Come to Australia, where mandatory display ain’t mandatory.
Bigad Shaban, Liza, Meak, Mark Villarreal of NBC Bay Area report that in the restaurant world, reputation is everything, especially when it comes to health inspection records.
“We have people’s lives in our hands,” said Alexis Solomou, the owner of Seven Hills in San Francisco. “You could get people very, very sick very, very quickly.”
Solomou’s restaurant boasts a near perfect health inspection score – 98 out of a 100. He says he has worked hard for it and was upset to learn about a loophole that allows restaurant owners in San Francisco to essentially wipe away their old inspection records and health code scores from the city’s website.
“There’s no reason why anybody should hide their health inspection score or wipe it clean unless there’s something they’re trying to hide,” said Solomou.
Websites such as Yelp take restaurant inspection scores from the city’s public database and post them online to give customers easy access to the information. But those scores can’t get posted if the city erases the information from its online database.
In May, the Investigative Unit discovered that the San Francisco Department of Public Health deletes old health inspection records from its website if a restaurant files a change of ownership with the city. The application process costs restaurants roughly $600 in city fees but offers new owners a clean slate so they are not saddled with the old health inspection scores from the previous restaurant owner.
However, the Investigative Unit revealed that even after a restaurant files an ownership change with the city, the same people can continue to run the restaurant as long as the owners list a new corporation name as part of that application.
Even in situations when new restaurant owners are listed in the application, the Investigative Unit discovered those owners are still allowed to work for the same corporation that owned the restaurant previously. So while a restaurant may have strong ties to its previous ownership, San Francisco still agrees to delete that restaurant’s old inspection records from the city’s online database.
That’s exactly what happened at a dim sum restaurant in the Diamond Heights neighborhood. All Season Restaurant, which is officially known as Harbor Villa on city documents, had its history of repeated high-risk violations wiped clean online, even though inspectors found dead cockroaches on utensils and plates.
“It’s not for me to make sense of it; it is what the law requires us to do,” said Stephanie Cushing, director of San Francisco’s Department of Environmental Health.
Cushing and her team of 30 inspectors are in charge of permitting the roughly 7,400 restaurants and caterers throughout San Francisco. In May, Cushing told the Investigative Unit that state and local laws require her department to remove a restaurant’s old inspection records from the city’s website once they file a change of ownership application.
State Law on Restaurant Inspections
That’s simply not true, according to the California Department of Public Health. Nowhere in California’s retail food code does it state a local health department must delete a restaurant’s old health records from its website.
“The law doesn’t specify whether a historical record associated with a prior owner of a business goes with a new company or doesn’t go with a new company,” said Pat Kennelly, California’s Department of Public Health Food Safety Manager. “The law is silent on the issue.”

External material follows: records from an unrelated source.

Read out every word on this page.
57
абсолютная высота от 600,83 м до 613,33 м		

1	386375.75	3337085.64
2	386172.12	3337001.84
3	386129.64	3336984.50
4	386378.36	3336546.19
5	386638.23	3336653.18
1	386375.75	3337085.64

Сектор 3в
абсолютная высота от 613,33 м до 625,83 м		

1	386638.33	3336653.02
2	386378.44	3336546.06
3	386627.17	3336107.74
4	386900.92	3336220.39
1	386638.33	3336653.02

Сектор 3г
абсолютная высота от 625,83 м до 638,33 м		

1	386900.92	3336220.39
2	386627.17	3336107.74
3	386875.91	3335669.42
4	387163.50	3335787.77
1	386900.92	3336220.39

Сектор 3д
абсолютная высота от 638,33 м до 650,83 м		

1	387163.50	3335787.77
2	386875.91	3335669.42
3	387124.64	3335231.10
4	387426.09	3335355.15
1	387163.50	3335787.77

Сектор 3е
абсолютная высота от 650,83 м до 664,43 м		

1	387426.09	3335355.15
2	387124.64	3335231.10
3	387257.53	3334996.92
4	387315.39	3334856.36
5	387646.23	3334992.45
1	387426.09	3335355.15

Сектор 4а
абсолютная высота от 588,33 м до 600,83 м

Kennelly said there is nothing to keep local health departments from shutting down a restaurant for repeated health violations.

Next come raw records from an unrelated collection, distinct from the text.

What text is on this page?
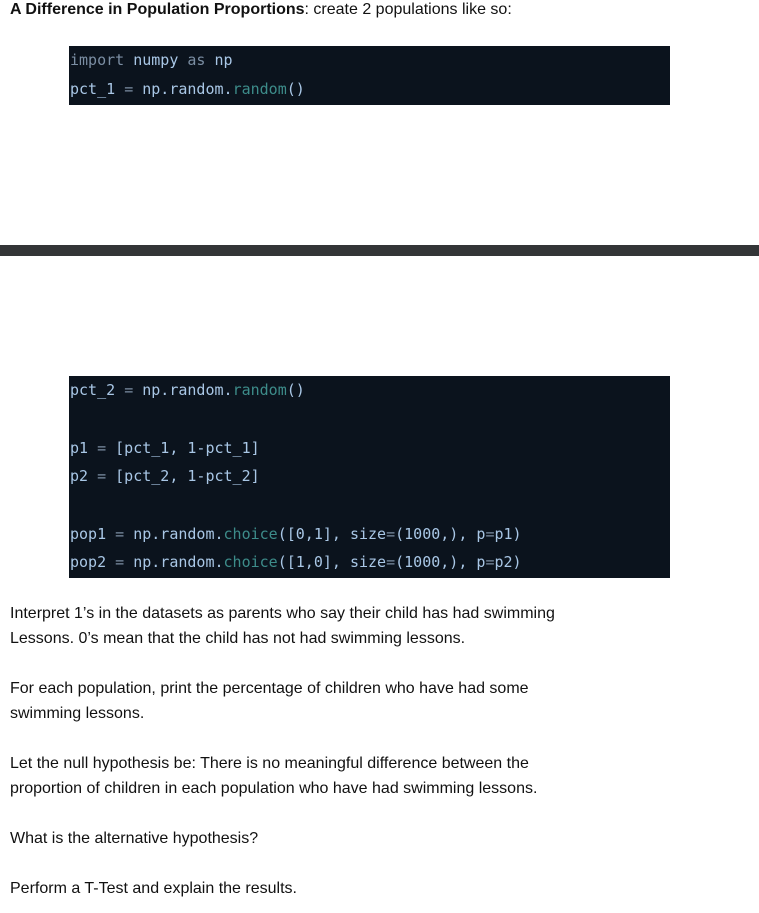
A Difference in Population Proportions: create 2 populations like so:
import numpy as np
pct_1 = np.random.random()
pct_2 = np.random.random()
p1 = [pct_1, 1-pct_1]
p2 = [pct_2, 1-pct_2]
pop1 = np.random.choice([0,1], size=(1000,), p=p1)
pop2 = np.random.choice([1,0], size=(1000,), p=p2)
Interpret 1’s in the datasets as parents who say their child has had swimming
Lessons. 0’s mean that the child has not had swimming lessons.
For each population, print the percentage of children who have had some
swimming lessons.
Let the null hypothesis be: There is no meaningful difference between the
proportion of children in each population who have had swimming lessons.
What is the alternative hypothesis?
Perform a T-Test and explain the results.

“They have the authority under existing law to be able to take action against them, to fine them, penalize them, impound their equipment, impound product, and ultimately suspend or revoke their permits if they can’t comply with the rules,” Kennelly said.

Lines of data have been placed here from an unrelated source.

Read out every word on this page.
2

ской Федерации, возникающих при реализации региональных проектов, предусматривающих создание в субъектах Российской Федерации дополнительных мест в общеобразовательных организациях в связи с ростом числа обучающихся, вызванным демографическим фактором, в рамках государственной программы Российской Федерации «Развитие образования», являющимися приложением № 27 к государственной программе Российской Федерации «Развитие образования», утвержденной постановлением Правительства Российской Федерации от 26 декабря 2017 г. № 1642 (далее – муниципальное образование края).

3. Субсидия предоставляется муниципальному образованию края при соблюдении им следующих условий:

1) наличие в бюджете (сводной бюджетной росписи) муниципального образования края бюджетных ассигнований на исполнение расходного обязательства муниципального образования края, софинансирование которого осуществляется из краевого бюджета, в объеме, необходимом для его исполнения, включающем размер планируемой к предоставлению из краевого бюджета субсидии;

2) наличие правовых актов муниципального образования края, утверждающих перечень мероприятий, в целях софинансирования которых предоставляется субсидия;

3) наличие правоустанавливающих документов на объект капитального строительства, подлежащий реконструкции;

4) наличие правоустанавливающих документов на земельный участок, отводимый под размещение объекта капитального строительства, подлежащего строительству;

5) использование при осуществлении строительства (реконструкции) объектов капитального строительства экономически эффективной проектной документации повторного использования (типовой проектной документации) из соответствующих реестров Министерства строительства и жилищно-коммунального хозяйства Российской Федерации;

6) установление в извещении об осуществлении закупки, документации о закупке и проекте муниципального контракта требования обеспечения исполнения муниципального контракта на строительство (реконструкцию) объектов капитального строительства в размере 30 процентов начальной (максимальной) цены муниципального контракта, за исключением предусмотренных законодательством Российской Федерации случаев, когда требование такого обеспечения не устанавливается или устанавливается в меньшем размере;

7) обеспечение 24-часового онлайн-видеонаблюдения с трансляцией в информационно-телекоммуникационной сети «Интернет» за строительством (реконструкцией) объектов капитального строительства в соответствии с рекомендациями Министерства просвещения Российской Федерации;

San Francisco’s Department of Public Health stopped including a restaurant’s previous ownership records online about 10 years ago. A spokeswoman for the department said consumers “only wanted to see the most current score.” She went on to say that posting the information now “would make it very difficult for people to navigate.”
That response frustrates Solomou.
“To say that San Francisco diners, in particular, are not savvy enough to digest that information is incorrect,” Solomou said. “I don’t know why anyone would want the wool being pulled over their eyes.”
Solomou said the issue is also one of fairness since his own restaurant’s inspection history is posted online, even though his violations were deemed “low-risk,” including a peeling wall. He wonders why restaurants with far more serious violations are allowed to wipe their records clean, regardless of how dirty those record may have been over the years.
“To think that someone can come in and change their name … and get any blemishes squashed is scary,” Solomou said. “It really is.”